Gesagt getan, also das Formular heruntergeladen, ausgefüllt und mit Unterschrift versehen, wieder gespeichert und per eMail an die angegebene Adresse verschickt. Unmittelbar darauf kam eine Antwortmail mit dem Betreff “[Dies ist eine automatisch generierte Antwort.
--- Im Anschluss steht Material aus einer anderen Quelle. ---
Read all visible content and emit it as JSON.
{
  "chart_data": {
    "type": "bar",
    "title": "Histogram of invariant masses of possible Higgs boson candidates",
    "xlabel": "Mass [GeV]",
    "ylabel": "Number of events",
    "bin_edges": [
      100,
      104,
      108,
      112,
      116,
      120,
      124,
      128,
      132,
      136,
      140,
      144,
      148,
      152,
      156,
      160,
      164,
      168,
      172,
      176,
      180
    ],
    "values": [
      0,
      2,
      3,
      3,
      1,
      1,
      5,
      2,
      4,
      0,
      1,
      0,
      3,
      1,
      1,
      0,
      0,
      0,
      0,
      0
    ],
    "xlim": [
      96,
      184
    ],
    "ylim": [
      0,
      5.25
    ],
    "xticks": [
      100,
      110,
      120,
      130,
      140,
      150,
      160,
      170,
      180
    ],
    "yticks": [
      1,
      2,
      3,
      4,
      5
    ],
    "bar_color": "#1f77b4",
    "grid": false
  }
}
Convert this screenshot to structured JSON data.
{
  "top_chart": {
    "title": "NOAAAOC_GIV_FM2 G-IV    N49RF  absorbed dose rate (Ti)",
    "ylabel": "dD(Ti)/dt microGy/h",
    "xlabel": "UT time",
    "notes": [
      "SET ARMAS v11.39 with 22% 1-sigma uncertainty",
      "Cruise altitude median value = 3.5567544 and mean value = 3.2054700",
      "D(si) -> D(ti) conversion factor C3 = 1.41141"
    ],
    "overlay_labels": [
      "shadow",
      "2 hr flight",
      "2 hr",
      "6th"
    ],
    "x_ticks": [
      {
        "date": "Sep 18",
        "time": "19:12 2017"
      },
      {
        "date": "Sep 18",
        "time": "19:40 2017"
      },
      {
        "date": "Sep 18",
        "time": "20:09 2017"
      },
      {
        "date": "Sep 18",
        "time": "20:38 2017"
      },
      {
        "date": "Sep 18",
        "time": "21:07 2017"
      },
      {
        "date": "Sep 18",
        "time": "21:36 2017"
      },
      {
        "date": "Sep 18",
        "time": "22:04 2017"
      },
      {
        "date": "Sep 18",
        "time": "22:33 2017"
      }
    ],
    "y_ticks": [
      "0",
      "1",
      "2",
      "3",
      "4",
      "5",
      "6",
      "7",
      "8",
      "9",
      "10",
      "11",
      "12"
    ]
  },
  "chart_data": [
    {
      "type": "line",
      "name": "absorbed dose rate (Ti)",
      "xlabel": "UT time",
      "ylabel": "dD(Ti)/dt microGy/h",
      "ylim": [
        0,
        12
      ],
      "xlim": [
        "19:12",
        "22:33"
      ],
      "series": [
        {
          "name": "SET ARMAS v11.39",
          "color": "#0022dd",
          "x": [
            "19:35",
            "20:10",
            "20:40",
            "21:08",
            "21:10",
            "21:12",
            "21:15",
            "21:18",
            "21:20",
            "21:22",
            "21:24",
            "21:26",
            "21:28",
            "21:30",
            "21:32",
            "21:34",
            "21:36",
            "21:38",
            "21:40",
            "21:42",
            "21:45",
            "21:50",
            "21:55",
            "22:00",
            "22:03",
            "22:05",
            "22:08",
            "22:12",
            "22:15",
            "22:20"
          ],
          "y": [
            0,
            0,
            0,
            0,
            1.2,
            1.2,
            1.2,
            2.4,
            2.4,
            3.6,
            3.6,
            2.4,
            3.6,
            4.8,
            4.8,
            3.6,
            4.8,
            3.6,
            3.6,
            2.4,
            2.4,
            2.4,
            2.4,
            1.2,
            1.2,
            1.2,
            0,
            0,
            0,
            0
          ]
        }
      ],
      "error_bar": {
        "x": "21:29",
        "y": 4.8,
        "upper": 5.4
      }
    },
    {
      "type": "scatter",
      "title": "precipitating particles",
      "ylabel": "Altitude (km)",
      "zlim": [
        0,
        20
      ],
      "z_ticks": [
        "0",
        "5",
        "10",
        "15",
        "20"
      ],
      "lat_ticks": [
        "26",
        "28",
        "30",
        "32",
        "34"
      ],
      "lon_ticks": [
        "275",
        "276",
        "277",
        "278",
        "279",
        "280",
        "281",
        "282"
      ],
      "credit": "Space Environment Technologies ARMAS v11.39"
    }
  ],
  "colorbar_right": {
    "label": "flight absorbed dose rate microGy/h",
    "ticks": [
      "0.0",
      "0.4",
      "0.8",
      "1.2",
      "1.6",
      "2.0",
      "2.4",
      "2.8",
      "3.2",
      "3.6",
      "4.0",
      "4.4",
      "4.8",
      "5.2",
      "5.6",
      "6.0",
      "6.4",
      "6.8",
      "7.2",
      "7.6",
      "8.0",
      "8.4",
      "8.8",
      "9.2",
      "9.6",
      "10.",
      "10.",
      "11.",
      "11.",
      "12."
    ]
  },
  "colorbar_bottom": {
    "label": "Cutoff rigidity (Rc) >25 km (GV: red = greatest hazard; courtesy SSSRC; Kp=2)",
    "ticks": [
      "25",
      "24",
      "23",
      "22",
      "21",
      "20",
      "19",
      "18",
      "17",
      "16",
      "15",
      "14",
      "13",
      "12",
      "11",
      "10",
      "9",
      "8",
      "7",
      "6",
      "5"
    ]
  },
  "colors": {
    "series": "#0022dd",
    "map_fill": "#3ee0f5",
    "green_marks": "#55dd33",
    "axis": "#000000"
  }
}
Bitte hierauf nicht antworten]”, Absender [kundenservice@gis.at](mailto:kundenservice@gis.at), wo sich dann bei mir die Frage stellt, ob die Adresse ein totest Postfach ist oder mein Anliiegen einfach nur im Mistkübel landet, denn “Aufgrund einer technischen Umstellung kann es derzeit bei der Bearbeitung Ihres Anliegens zu Verzögerungen kommen.” hört sich nicht tatsächlich nach “Wir haben Ihre Abmeldung erhalten” an.

Ich hege also den Verdacht, dass “Die Gebührenpflicht erlischt frühestens mit Ende jenes Monats, in dem Ihre [Abmeldung](https://www.gis.at/fileadmin/user_upload/Documents/Abmeldung_.pdf) bei der GIS einlangt” dahingehend interpretiert wird, dass die Abmeldung nicht eingelangt ist.

Absolut identische Antwortmail kam auch zu meinem Widerruf des SEPA Mandats, ebenso auf eine erneute Mail mit der Abmeldung als PDF im Anhang.

In allen Fällen wurde weder der Betreff der gesendeten Mails zitiert, noch irgendein tasächlicher Bezug zu meiner Teilnehmernummer hergestellt.

Nun gut. Ich harre jetzt mal der Dinge, aber meine Vermutung ist, dass nochmaliges Senden wieder das gleiche Ergebnis zeitigt, die Gebühren wie üblich im März versucht werden, vom Konto eingezogen zu werden und der SEPA-Mandatswiderruf ignoriert wird. Meiner Bank werde ich die Mail mit dem Widerruf vorlegen und den Einzug rückgängig machen.

Woraufhin ich garantiert Post von einem Inkassoservice bekommen werde, dem wohl ein persönlicher Besuch mit der Aufforderung, gefälligst in die Wohnung gelassen zu werden, vorausgehen wird.

Die GIS ist tatsächlich genau der Drecksverein, wie er immer dargestellt wird.

Überraschtes Pikachu-Face.

8 comments
  1. Dauert bei mir immer mindestens einen Monat. Ich retournier den RSb immer per E-Mail und krieg die gleiche Nachricht, ein paar Wochen später meldet sich dann ein echter Mitarbeiter und bestätigt mir den Erhalt.

  2. Ungefähr ein Jahr nach meiner Abmeldung hab ich mal einen Anruf bekommen, die nette Dame von der GIS meint: “Da muss man sich einmal im Jahr davon befreien, das gilt nicht dauerhaft”

    Ahh alles klar, hab sie dann nach ein paar Minuten diskutieren weggedrückt. Das war jetzt ca. 5 Jahre her. In der Zwischenzeit war nur einmal persönlich jemand vor Ort. Zum Glück war ich net daheim…

    Die probierens immer wieder, einfach ignorieren oder wenn soeinen mal im Haus hast gleich hamdrahn

  3. Ist mir auch so gegangen – hab ihnen die Meldung von 2017 nochmal geschickt mit der Aufforderung, die Abmeldung zu bestätigen und den RSb Brief eingeschrieben beantwortet. Mal schaun, wann die Antwort auf die Email kommt ^^

  4. Dabei ginge es so einfach. Läuft eh alles digital. Einfach ein Monatsabbo verlangen, wie es die Streamingdienste ja auch machen, und fertig. Wer nicht zahlt hat keinen Zugang. wäre für mich als Auslandsösterreicher dann auch interessant weil jetzt kann ich in der Mediathek ca 80% der Angebote nicht einmal sehen weils für ausländische IPs gesperrt sind.

    Edit: oder gleich via Steuern abziehen- so machens es in Schweden.

  5. Unpopuläre Meinung: Nachdem ORF Inhalte auch über’s Internet abrufbar sind, sollten internetfähige Geräte auch zu den Empfangsgeräten, Fernseher+Radio, zählen.

    Im Ausgleich dafür das Streamingangebot in der TVthek ausbauen und dann is die ständige Diskussion ums GIS-Abmelden beendet.